Dites-moi d’où vient l’Homme, je vous dirai qui vous êtes ! …

Qui n’a pas en mémoire cette succession d’images où l’on voit un petit primate recroquevillé se redresser lentement, perdre ses poils, gagner du front, et dans la foulée, une certaine « allure », pour finir à peu près dans la même posture, devant un écran d’ordinateur ? …

L’image vaut mieux qu’un long discours !

Ce schéma évolutif, subliminal, archétypal, ne pose plus question, si ce n’est, ultime sursaut chez ceux qui refusent ce grand remplacement, sans précédent, pour ce qu’il suggère d’impatience et de froide intelligence de la part de cette créature qui nous échappe chaque jour un peu plus, après que, par cette ironie dont l’histoire a le secret, nous en ayons fait notre religion …

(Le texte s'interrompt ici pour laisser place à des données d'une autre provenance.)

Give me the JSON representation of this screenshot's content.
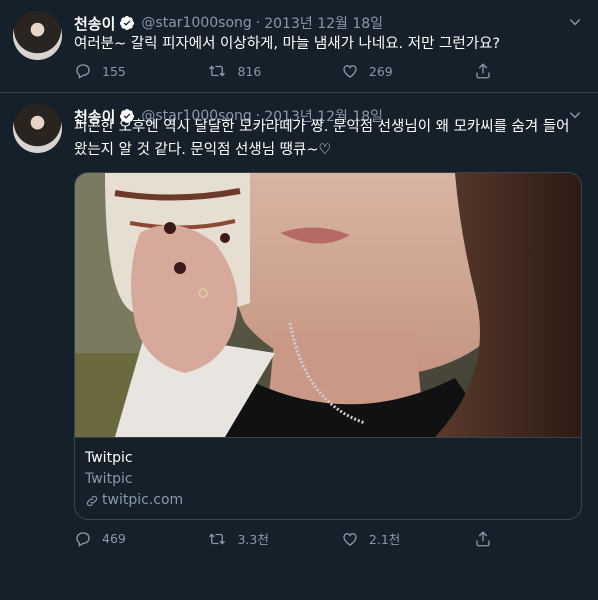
{
  "tweets": [
    {
      "author": "천송이",
      "handle": "@star1000song",
      "separator": "·",
      "date": "2013년 12월 18일",
      "text": "여러분~ 갈릭 피자에서 이상하게, 마늘 냄새가 나네요. 저만 그런가요?",
      "replies": "155",
      "retweets": "816",
      "likes": "269"
    },
    {
      "author": "천송이",
      "handle": "@star1000song",
      "separator": "·",
      "date": "2013년 12월 18일",
      "text": "피곤한 오후엔 역시 달달한 모카라떼가 짱. 문익점 선생님이 왜 모카씨를 숨겨 들어왔는지 알 것 같다. 문익점 선생님 땡큐~♡",
      "card": {
        "title": "Twitpic",
        "subtitle": "Twitpic",
        "domain": "twitpic.com"
      },
      "replies": "469",
      "retweets": "3.3천",
      "likes": "2.1천"
    }
  ],
  "icons": {
    "verified": "verified-badge-icon",
    "caret": "chevron-down-icon",
    "reply": "reply-icon",
    "retweet": "retweet-icon",
    "like": "heart-icon",
    "share": "share-icon",
    "link": "link-icon"
  },
  "colors": {
    "background": "#15202b",
    "secondary_text": "#8899a6",
    "border": "#38444d"
  }
}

Comment en sommes-nous arrivés là ?

La question est ouverte, et certains, à son invite, entendront disserter sur la similitude des postures entre le petit primate et son lointain successeur, évoluant désormais dans la jungle de l’open-space, ou tentant de reprendre son souffle dans la très relative tranquillité du télétravail …

Mais, tel n’est pas mon propos, quand bien même il y aurait beaucoup à dire sur cette prosternation quotidienne, cet abandon de la verticalité qui nous caractérisa au temps jadis, affrontant du regard  les steppes immenses, « au temps des rêves » disent sobrement les aborigènes d’Australie, avant de boire pour oublier ! …

Qui est responsable de cela ?

Puisque, depuis peu, nous acceptons d’être une poussière d’étoiles mais dénions au cosmos toute autre forme d’intervention, désormais occulte, qui nous emmènerait inexorablement du stade embryonnaire à l’homme inachevé, d’un enfermement rassurant à celui mystérieux de la voûte céleste …

Puisque, obnubilés par notre bon sens, nous nous gaussons de la possibilité d’une action à distance, n’avons pas la moindre idée des forces à l’œuvre, influences cosmiques et telluriques que les grecs, tout à ce spectacle étrange, fascinant, avaient, le plus naturellement du monde, personnifiées, sans se soucier de notre regard étriqué ! …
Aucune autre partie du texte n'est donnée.